Neural networks and rational functions
This work addresses a foundational problem in machine learning theory by establishing efficient equivalence between neural networks and rational functions, with implications for approximation theory and model interpretability, though it is incremental in extending known approximation results.
The paper tackles the problem of approximating neural networks with rational functions and vice versa, showing that ReLU networks and rational functions can approximate each other efficiently with degree or size scaling as O(polylog(1/ε)), whereas polynomials require Ω(poly(1/ε)) to approximate a single ReLU, and it demonstrates that the conversion constants depend exponentially on network layers, which is tight.
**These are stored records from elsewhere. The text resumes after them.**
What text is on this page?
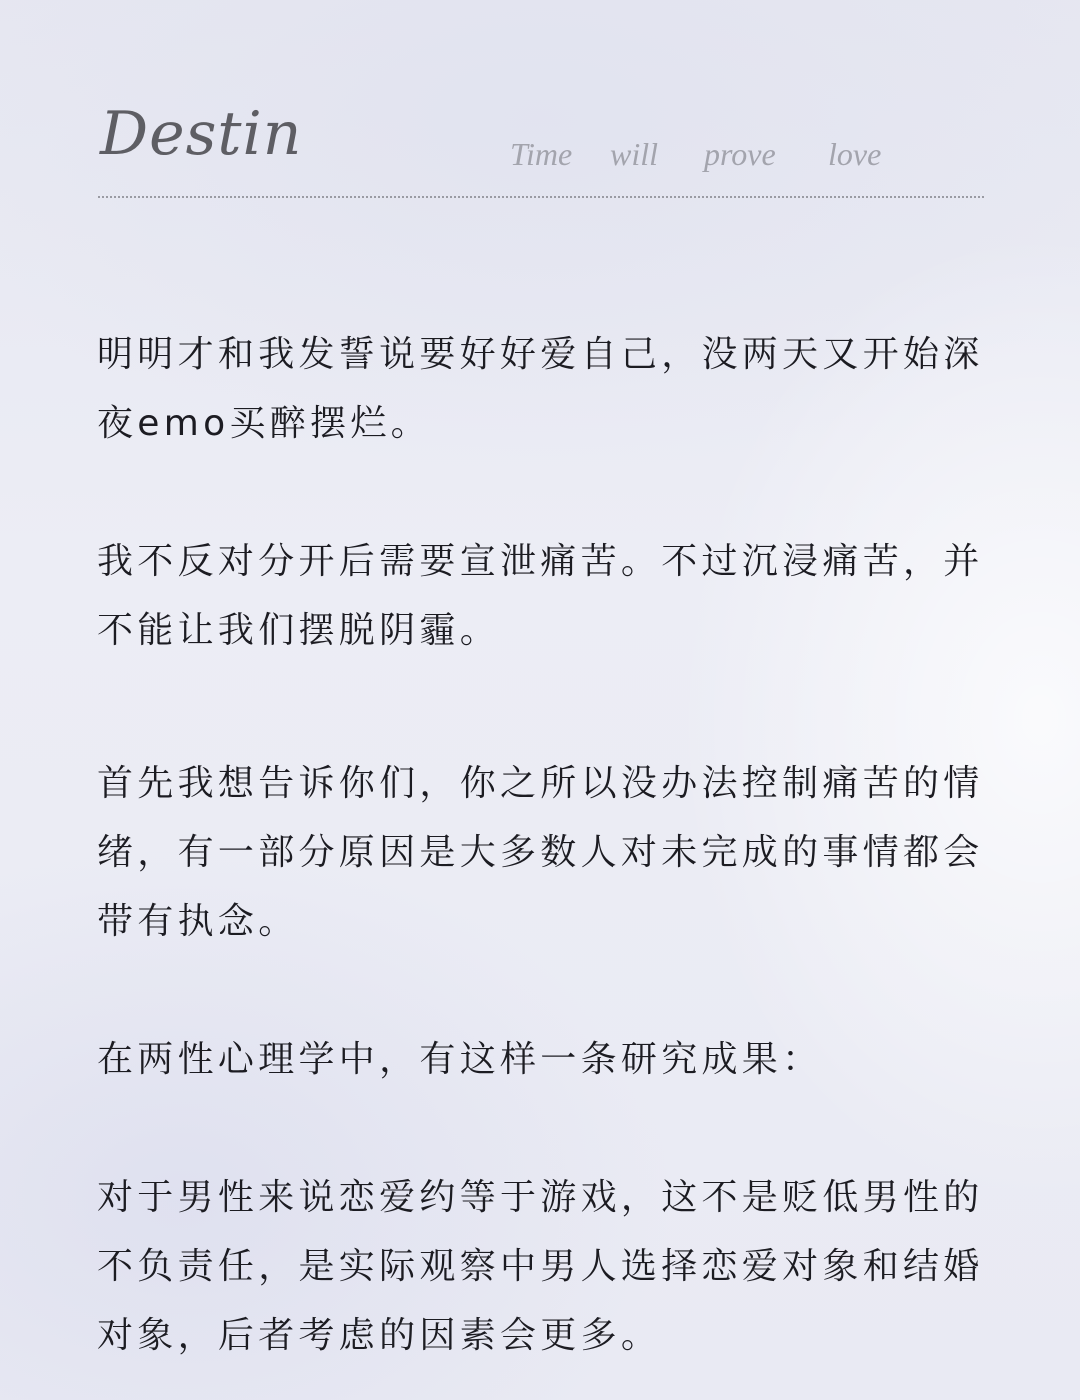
Destin	Time will prove love

明明才和我发誓说要好好爱自己，没两天又开始深夜emo买醉摆烂。

我不反对分开后需要宣泄痛苦。不过沉浸痛苦，并不能让我们摆脱阴霾。

首先我想告诉你们，你之所以没办法控制痛苦的情绪，有一部分原因是大多数人对未完成的事情都会带有执念。

在两性心理学中，有这样一条研究成果：

对于男性来说恋爱约等于游戏，这不是贬低男性的不负责任，是实际观察中男人选择恋爱对象和结婚对象，后者考虑的因素会更多。
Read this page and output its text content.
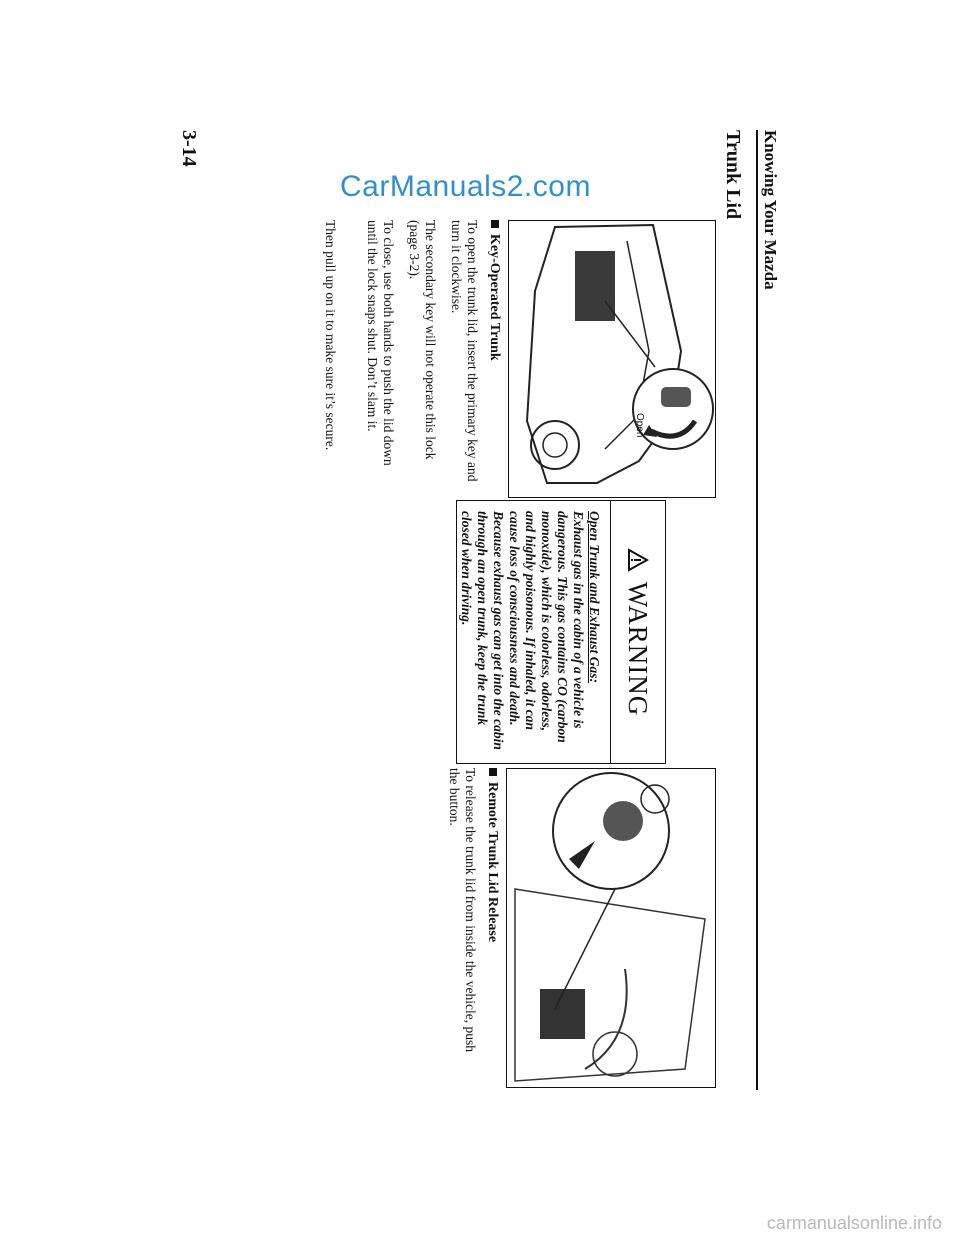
CarManuals2.com
carmanualsonline.info
Knowing Your Mazda
Trunk Lid
Open
Key-Operated Trunk

To open the trunk lid, insert the primary key and turn it clockwise.

The secondary key will not operate this lock (page 3-2).

To close, use both hands to push the lid down until the lock snaps shut. Don’t slam it.

Then pull up on it to make sure it’s secure.

WARNING
Open Trunk and Exhaust Gas:
Exhaust gas in the cabin of a vehicle is dangerous. This gas contains CO (carbon monoxide), which is colorless, odorless, and highly poisonous. If inhaled, it can cause loss of consciousness and death. Because exhaust gas can get into the cabin through an open trunk, keep the trunk closed when driving.
Remote Trunk Lid Release

To release the trunk lid from inside the vehicle, push the button.

3-14
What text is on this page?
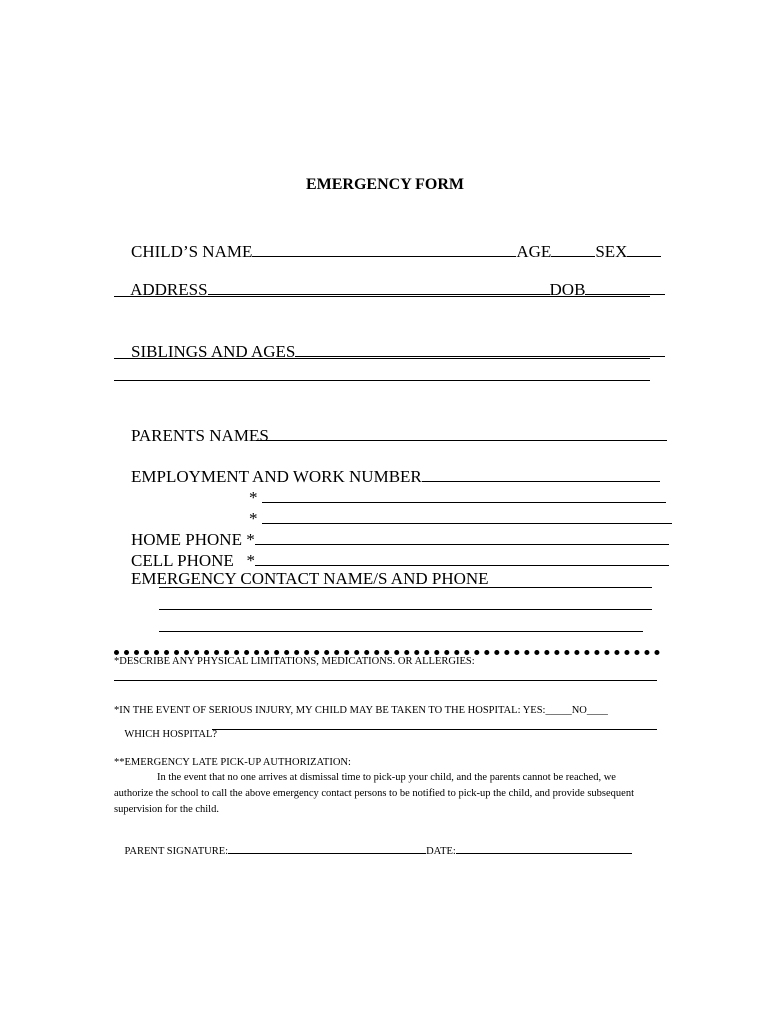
EMERGENCY FORM

CHILD’S NAME	AGE	SEX

ADDRESS	DOB

SIBLINGS AND AGES

PARENTS NAMES

EMPLOYMENT AND WORK NUMBER

*

*

HOME PHONE *

CELL PHONE   *

EMERGENCY CONTACT NAME/S AND PHONE

*DESCRIBE ANY PHYSICAL LIMITATIONS, MEDICATIONS. OR ALLERGIES:
*IN THE EVENT OF SERIOUS INJURY, MY CHILD MAY BE TAKEN TO THE HOSPITAL: YES:_____NO____

WHICH HOSPITAL?

**EMERGENCY LATE PICK-UP AUTHORIZATION:
In the event that no one arrives at dismissal time to pick-up your child, and the parents cannot be reached, we authorize the school to call the above emergency contact persons to be notified to pick-up the child, and provide subsequent supervision for the child.

PARENT SIGNATURE:	DATE:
Neural networks and rational functions efficiently approximate each other. In more detail, it is shown here that for any ReLU network, there exists a rational function of degree $O(\text{polylog}(1/ε))$ which is $ε$-close, and similarly for any rational function there exists a ReLU network of size $O(\text{polylog}(1/ε))$ which is $ε$-close. By contrast, polynomials need degree $Ω(\text{poly}(1/ε))$ to approximate even a single ReLU. When converting a ReLU network to a rational function as above, the hidden constants depend exponentially on the number of layers, which is shown to be tight; in other words, a compositional representation can be beneficial even for rational functions.